I have an OpenVPN client running on a server of mine obtaining a public IP on a remote network in a different country. The client configuration is as follows:
dev tap remote a.b.30.7 float a.b.30.7 port 5167 ifconfig a.b.28.178 255.255.255.128 route-gateway a.b.28.129 #redirect-gateway def1 secret woot.key cipher AES-128-CBC dhcp-option DNS a.b.8.8
redirect-gateway is commented so that my server (running openvpn client) isn't "taken over" by the VPN connection. I can bind services to the tap0 interface (ie httpd, etc) and run a website off of this IP in another country. The ISP that the server the openVPN client is running on is on does not have egress filtering in place, so traffic for the VPN can just go out the default gateway of eth0 with the public IP in another country. Only inbound traffic is routed through the VPN (ie incoming httpd requests), but outbound traffic goes out eth0 spoofed with the VPN public IP. Without ANY mucking around with routes or iptables, this simply works with no issues.. on a DEBIAN server. The obvious benefit being I have the speed and routing of my regular eth0 interface, but with an IP in a different country.
Kernel IP routing table Destination Gateway Genmask Flags Metric Ref Use Iface x.y.150.64 0.0.0.0 255.255.255.224 U 0 0 0 eth0 a.b.28.128 0.0.0.0 255.255.255.128 U 0 0 0 tap0 0.0.0.0 x.y.150.65 0.0.0.0 UG 0 0 0 eth0
x.y being the actual server's network and a.b being the remote openvpn network.
The problem? The EXACT same thing DOES NOT WORK in Ubuntu and I cannot figure out why. I have done this on countless Debian servers without issue and absolutely no custom routes or any type of iptables rules. Neither server run a firewall. I believe this is a very basic issue, or Ubuntu has some kind of weird thing going on. It's worth noting that the VPN does work on the Ubuntu servers if I uncomment redirect-gateway (as it should), except this is not what I want. I still need to access the server from it's main interface, eth0.
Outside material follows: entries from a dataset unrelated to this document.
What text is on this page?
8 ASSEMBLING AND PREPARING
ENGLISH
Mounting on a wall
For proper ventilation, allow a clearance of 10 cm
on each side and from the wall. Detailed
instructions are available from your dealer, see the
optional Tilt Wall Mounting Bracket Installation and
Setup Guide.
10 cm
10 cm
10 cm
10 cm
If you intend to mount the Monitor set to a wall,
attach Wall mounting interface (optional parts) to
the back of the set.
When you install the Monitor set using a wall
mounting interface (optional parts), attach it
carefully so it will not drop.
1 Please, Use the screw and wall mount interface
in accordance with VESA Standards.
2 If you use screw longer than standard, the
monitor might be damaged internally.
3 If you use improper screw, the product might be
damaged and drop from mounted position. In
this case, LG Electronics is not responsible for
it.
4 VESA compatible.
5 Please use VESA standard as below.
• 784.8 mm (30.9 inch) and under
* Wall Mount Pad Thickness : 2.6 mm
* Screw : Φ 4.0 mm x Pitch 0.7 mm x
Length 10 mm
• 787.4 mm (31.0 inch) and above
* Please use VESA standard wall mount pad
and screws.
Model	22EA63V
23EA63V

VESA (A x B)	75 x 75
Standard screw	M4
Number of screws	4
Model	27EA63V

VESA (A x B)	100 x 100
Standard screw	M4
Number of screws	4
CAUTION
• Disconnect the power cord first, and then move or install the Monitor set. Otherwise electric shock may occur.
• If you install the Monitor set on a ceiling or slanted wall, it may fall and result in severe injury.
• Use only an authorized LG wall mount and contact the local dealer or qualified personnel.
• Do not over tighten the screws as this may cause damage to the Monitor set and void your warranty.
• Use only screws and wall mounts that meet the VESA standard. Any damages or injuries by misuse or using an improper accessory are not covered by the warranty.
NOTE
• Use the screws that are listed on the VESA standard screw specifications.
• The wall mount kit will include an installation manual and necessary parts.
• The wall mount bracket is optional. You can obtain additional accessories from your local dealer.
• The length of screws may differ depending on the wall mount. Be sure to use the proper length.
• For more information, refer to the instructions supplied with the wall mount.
Debian server trace (WORKING):
# traceroute -i tap0 188.8.131.52 traceroute to 184.108.40.206 (220.127.116.11), 30 hops max, 40 byte packets 1 blah (a.b.29.1) 39.161 ms 39.140 ms 39.332 ms 2 asdf (a.b.30.1) 40.870 ms 40.879 ms 40.850 ms 3 sth-sbb2-ank35-1-ge26-100.dcs.net (18.104.22.168) 40.816 ms 40.818 ms 40.783 ms 4 google-gw.dcs.net (22.214.171.124) 40.780 ms 40.601 ms 40.565 ms etc. fine here.
Ubuntu server trace (NOT WORKING):
# traceroute -i tap0 126.96.36.199 traceroute to 188.8.131.52 (184.108.40.206), 30 hops max, 60 byte packets 1 * * * 2 * * * 3 * * * 4 * * * borked.
220.127.116.11 being googles public DNS.
The VPN IP is not accessible from the outside world. Interestingly, if I were to:
ssh -b [debian.server.openvpn.client.IP] user@[ubuntu.server.openvpn.client.IP]
I am able to connect/ping/see it. This is with two seperate VPN clients running on both the Debian and Ubuntu box, on the same a.b network as in the route table (different IP's on the remote network). The debian server VPN client IP is publically accessible, but on the Ubuntu server it's not! Only from within a.b!
The goal is to spoof traffic out eth0 instead of sending it back over the VPN and wasting VPN bandwidth. Also, the same VPN configuration will work on a debian server without problem. I can put the config for the VPN that's on the Ubuntu box onto the Debian box and it's fine.
Debian server runs Debian 5 64bit with 2.6.32-bpo.5-xen-amd64
Ubuntu server runs Ubuntu 10.04.1 LTS with 2.6.32-24-server
I thought this may be an issue with kernel modules and tun.ko, as I didn't see it with modprobe -l on the Ubuntu server but DID on the debian server. See https://bugs.launchpad.net/ubuntu/+source/linux/+bug/565856 if interested. I tried the workarounds to no avail. I think it's something else.
Any help is greatly appreciated! I apologize for lack of proper networking terms where necessary, I only have intermediate networking knowledge and since this has worked for me with ease in debian have not had to do anything special.